World War I continues to inspire many a novelist, partly because both the social and political structures of Europe died in the trenches of that war, ushering in the modern era, the 20th century, the most barbaric recorded in human history. Daniel Mason’s “The Winter Soldier” is a superb addition to such literature. Reading either fiction or nonfiction about the period between roughly 1880 and 1919, it’s best to look at a couple of maps, to see the vast amount of lands from Vienna East into parts of Russia to understand the territories in question. World War I ended The Ottoman Empire, The Austria-Hungary/Hapsburg Empire, and also was the end of Russia under various Tsars and Tsarinas and the beginning of The Soviet Union after the Russian Revolution of 1917.
Mason’s narrator, Lucius, comes from a noble Polish family, during a period in history when Poland had virtually ceased to exist. His aristocratic parents symbolize the ancient regime, a world of interlocking, intermarried aristocracies throughout Europe, Eastern and Western. Lucius, uncomfortable in said world, goes to medical school (his friendship with a Jewish student there precedes the horrors of the anti-Semitism which was soon to rear its ugly virus throughout Europe, more so in the Eastern parts).

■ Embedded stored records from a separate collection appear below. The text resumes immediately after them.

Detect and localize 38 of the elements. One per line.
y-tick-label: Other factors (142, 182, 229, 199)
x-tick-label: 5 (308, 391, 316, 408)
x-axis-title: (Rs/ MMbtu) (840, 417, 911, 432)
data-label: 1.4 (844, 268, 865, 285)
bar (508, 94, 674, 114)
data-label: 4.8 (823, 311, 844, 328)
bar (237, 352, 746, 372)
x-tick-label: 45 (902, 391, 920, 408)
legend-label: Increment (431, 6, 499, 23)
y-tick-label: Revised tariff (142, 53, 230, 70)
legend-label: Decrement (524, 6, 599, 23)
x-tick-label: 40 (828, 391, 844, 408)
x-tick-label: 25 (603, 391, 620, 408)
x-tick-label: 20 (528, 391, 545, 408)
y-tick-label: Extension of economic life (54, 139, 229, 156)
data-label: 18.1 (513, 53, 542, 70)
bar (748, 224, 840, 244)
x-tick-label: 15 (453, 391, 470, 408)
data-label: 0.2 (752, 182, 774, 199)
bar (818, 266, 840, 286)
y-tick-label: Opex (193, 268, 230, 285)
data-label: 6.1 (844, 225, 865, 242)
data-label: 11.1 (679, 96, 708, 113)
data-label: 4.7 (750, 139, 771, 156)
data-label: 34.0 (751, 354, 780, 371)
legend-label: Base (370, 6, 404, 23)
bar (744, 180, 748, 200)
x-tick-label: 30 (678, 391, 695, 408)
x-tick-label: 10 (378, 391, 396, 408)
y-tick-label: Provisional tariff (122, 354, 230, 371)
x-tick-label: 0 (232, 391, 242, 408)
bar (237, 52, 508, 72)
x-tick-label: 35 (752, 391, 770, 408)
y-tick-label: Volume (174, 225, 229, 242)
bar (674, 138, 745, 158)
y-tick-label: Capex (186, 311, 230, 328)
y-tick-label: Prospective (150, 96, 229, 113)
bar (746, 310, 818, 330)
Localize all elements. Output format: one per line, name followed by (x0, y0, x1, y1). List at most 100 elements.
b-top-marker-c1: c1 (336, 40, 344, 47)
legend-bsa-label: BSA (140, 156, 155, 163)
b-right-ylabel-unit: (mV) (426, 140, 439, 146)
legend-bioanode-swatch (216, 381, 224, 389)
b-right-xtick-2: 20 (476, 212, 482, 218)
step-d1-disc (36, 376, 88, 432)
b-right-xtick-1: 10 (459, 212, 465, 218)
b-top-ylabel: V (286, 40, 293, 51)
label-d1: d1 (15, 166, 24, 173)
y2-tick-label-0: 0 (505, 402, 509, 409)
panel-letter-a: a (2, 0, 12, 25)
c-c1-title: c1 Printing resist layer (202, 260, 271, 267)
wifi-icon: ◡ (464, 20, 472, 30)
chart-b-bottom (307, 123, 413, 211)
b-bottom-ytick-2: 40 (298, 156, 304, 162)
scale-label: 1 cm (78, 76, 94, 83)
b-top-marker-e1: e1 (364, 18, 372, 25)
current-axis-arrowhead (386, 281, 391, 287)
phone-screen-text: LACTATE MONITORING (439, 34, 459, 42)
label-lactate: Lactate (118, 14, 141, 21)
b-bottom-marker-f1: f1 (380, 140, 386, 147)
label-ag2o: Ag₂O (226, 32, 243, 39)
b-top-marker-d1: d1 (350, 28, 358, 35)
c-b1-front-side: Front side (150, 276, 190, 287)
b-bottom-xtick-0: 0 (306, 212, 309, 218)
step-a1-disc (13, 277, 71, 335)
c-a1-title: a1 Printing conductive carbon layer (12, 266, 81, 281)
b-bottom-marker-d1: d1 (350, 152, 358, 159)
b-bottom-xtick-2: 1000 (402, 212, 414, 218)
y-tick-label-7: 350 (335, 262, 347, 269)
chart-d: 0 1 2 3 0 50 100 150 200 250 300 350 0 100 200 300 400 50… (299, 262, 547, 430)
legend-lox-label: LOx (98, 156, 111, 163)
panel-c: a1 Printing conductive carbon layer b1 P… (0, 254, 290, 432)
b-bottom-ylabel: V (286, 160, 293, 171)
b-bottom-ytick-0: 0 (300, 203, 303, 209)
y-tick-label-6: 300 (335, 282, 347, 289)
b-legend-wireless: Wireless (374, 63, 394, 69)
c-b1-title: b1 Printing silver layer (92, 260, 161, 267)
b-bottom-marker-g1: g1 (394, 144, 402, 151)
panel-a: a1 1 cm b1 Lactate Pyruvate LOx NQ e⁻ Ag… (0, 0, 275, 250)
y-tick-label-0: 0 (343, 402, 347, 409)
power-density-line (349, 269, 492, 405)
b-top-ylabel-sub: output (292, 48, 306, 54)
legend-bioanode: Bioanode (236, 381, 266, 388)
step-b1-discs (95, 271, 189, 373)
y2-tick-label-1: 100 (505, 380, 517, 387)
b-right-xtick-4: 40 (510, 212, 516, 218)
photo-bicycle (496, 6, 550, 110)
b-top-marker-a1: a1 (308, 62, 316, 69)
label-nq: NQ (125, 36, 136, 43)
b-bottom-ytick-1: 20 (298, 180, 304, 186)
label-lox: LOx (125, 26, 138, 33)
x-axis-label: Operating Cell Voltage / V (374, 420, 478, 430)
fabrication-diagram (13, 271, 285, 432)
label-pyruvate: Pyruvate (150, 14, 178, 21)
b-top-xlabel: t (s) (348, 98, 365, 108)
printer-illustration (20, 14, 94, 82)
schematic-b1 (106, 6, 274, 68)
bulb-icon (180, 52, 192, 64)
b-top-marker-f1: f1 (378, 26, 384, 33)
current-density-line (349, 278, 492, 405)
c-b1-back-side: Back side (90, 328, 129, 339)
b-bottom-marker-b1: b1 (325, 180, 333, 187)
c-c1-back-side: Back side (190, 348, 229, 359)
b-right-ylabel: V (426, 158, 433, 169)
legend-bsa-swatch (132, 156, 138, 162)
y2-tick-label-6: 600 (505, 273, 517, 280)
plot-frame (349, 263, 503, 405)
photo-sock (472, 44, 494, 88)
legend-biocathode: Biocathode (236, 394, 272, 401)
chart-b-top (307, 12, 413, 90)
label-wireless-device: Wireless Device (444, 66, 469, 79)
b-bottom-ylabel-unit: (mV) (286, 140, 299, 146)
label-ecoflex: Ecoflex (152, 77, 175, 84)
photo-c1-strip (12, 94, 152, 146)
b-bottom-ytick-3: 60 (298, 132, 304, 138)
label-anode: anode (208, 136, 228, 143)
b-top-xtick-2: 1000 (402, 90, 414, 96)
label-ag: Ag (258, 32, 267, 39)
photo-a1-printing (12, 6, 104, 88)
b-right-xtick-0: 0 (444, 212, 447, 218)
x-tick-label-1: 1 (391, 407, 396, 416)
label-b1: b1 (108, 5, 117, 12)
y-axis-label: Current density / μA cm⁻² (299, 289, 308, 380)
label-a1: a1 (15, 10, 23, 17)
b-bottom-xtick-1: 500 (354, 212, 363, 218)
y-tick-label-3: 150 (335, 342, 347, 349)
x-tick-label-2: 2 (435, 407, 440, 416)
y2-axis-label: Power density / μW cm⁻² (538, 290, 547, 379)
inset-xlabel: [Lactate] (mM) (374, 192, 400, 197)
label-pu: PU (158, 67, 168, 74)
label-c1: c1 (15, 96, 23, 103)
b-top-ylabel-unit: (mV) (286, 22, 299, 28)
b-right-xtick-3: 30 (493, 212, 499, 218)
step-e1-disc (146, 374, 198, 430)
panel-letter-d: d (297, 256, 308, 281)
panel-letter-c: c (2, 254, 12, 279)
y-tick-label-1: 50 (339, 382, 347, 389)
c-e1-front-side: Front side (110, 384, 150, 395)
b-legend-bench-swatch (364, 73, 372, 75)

War having broken out, although just a medical student, Lucius is assigned as a doctor to a small hospital in the Carpathian Mountains (see a map for location); he’s replacing another doctor, and seeing patients brought in from various Eastern villages, who speak many languages, who either need amputations, other surgeries, and/or arrive “shell-shocked”, a concept invented during World War I, and which we now call PTSD. The only other “medical” staff member assisting him, in a small Catholic Church riddled with lice and rats, is a nun who’s learned a great deal from Lucius’s predecessor.
A great deal of Mason’s sensitive and beautifully written novel takes place in this church, where Lucius and his nurse/nun care for all sorts of medical problems, with sensitivity, toughness, and love, and it becomes clear that these two people are falling in love: that this novel is partly a love story is one of its great strengths. So many soldiers from so many cultures–this is the end of the reign of Emperor Franz Josef, after which countries such as Czechoslovakia and Yugoslavia will come into existence. Mason’s at his best in describing the travails of soldiers in the winter in the novel; winter was the great enemy , earlier, of Napoleon, and later, of Hitler. Mason shows us the constant wanderings of random peasant families, with little but the clothes on their backs and a few “valuables”, traipsing in and out of mountain towns and villages seeking food and safety, as well as bands of roaming soldiers seeking more or less the same things. (As in Tolsoy’s “War and Peace”, many soldiers have begun to run away; that odd pact between general and soldiers can snap at any time).
Lucius and the others from the church get separated ; Lucius returns to Vienna for a couple of years to practice medicine and resume his medical studies, during which time his ambitious mother finds him a wife–but this shrewd aristocratic mom understands that the future of Europe isn’t with the aristocracy, but with the new capitalists: these are critical observations on Mason’s part, as those with new industrial capital still run the world to this day. Financial power replaced social power during, and immediately following, World War I. And, of course, Lucius will spend years trying to refind his great love, the nurse/nun from the church. And he does, and the denouement between these two is one of the greatest moments in recent fiction; there’s both climax and anti-climax, without being a spoiler here.
And the writing in this novel is superb; the winter landscapes in which everything happens are as sensitively rendered as any I’ve read in recent times in contemporary fiction. The pointlessness of war, is, as is increasingly common, a subtext of the novel, and Mason presents various soldiers of various nationalities as both unusually sensitive to one another and unusually brutal. Lucius’ wanderings through Eastern Europe looking for his nurse are breathtakingly beautifully described. “The Winter Soldier” is a surprise best novel of the year, and I was intrigued, too, to discover that Daniel Mason “is a clinical assistant professor of psychology at Stanford University, where he teaches courses in the humanities and medicine” (book flap). Mason is, in other words, an interdisciplinary thinker/writer, which has become rare indeed in our wildly overspecialized culture. Mason looks at humans from their best and worst sides in “The Winter Soldier”, and reading it was both a great pleasure and often an epiphany.